Disability Rights Activist & Artist Liz Crow Stages "Bedding Out" Favorite 

Practitioner: 

Date: 

Apr 10 2013

Location: 

Salisbury, UK

Artist and disability rights activist Liz Crow has produced another iteration of her long-standing performance project, “Bedding Out.” In an attempt to bridge the divide between her private and public lives, she invited the world to witness the way she exists in the privacy of her own bed. Staged at the Salisbury Arts Centre just outside of London, visitors could watch Crow as she lives in an installed bedroom for 48 hours straight.
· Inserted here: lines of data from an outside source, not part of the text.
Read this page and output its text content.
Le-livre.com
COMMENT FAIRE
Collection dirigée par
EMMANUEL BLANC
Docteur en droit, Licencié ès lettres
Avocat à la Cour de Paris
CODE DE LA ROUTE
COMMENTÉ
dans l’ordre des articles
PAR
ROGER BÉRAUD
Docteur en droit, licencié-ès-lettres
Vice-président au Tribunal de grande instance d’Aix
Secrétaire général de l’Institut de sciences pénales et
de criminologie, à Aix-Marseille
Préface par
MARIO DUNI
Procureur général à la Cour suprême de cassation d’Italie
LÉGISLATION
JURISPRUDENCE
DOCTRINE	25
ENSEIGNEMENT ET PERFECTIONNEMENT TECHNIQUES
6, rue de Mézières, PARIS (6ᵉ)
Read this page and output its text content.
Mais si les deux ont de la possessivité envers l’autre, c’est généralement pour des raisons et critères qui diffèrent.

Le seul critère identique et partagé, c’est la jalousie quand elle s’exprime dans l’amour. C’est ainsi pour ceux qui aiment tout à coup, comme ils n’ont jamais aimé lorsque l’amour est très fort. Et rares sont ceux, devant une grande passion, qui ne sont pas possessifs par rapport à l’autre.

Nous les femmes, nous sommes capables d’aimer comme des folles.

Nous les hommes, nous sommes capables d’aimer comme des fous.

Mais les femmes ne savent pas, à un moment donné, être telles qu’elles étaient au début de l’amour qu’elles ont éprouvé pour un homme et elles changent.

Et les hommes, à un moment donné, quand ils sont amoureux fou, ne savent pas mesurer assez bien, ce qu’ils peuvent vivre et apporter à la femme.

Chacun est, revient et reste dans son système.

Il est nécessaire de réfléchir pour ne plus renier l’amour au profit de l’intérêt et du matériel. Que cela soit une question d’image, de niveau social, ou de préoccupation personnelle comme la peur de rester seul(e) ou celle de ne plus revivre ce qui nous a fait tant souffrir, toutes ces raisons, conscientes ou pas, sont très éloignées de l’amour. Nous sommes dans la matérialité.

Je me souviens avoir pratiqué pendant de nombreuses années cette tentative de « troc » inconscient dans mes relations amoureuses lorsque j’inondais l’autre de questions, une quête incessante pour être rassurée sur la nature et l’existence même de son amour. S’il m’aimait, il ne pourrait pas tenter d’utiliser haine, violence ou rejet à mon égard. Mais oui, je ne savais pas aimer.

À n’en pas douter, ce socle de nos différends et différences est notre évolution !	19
Although Crow doesn’t advertise the specific type of disability she has, she openly declares that she has “a largely invisible impairment, with fluctuating, unpredictable symptom levels, like a significant proportion of disabled people.” It’s the invisibility of certain aspects of her condition that prompted Crow to initiate this project, noting the difference in her public and private selves.

"For about 30 years, I've been aware that I operate in two starkly different modes," she says. "One is public, where I try and come across as energetic and animated and engaged and good at what I do. It's a way of being that's approved of socially. But what people don't see is the other side, where I spend most of my time at home, a great deal of it lying down in my bed. That's in order to prepare for the public thing, and to recover from it. I've always kept that hidden because it feels dangerous to make it public. It feels like I'd be misinterpreted and people won't see me as the whole person that I am."

The installation took place on April 10-12, and was live streamed online with audio, British Sign Language and live captioning. There was also a live Twitter feed to document the performance. This element of social media coverage was both intentional and important, serving to broadcast the piece to as wide an audience as possible. As Crow states, “[Life with a disability] is lived in a fair degree of isolation, and social media is breaking down the isolation."

Crow’s performance coincided with the UK’s change in legislation regarding benefits for disabled people. On April 8, the nation’s Disability Living Allowance was replaced by the Personal Independence Payment, provoking concerns from disability rights groups that access to benefits will decrease. It's predicted that Britain's 3.6 million people claiming disability benefits will be £9 billion worse off from 2010 to the end of this Parliament.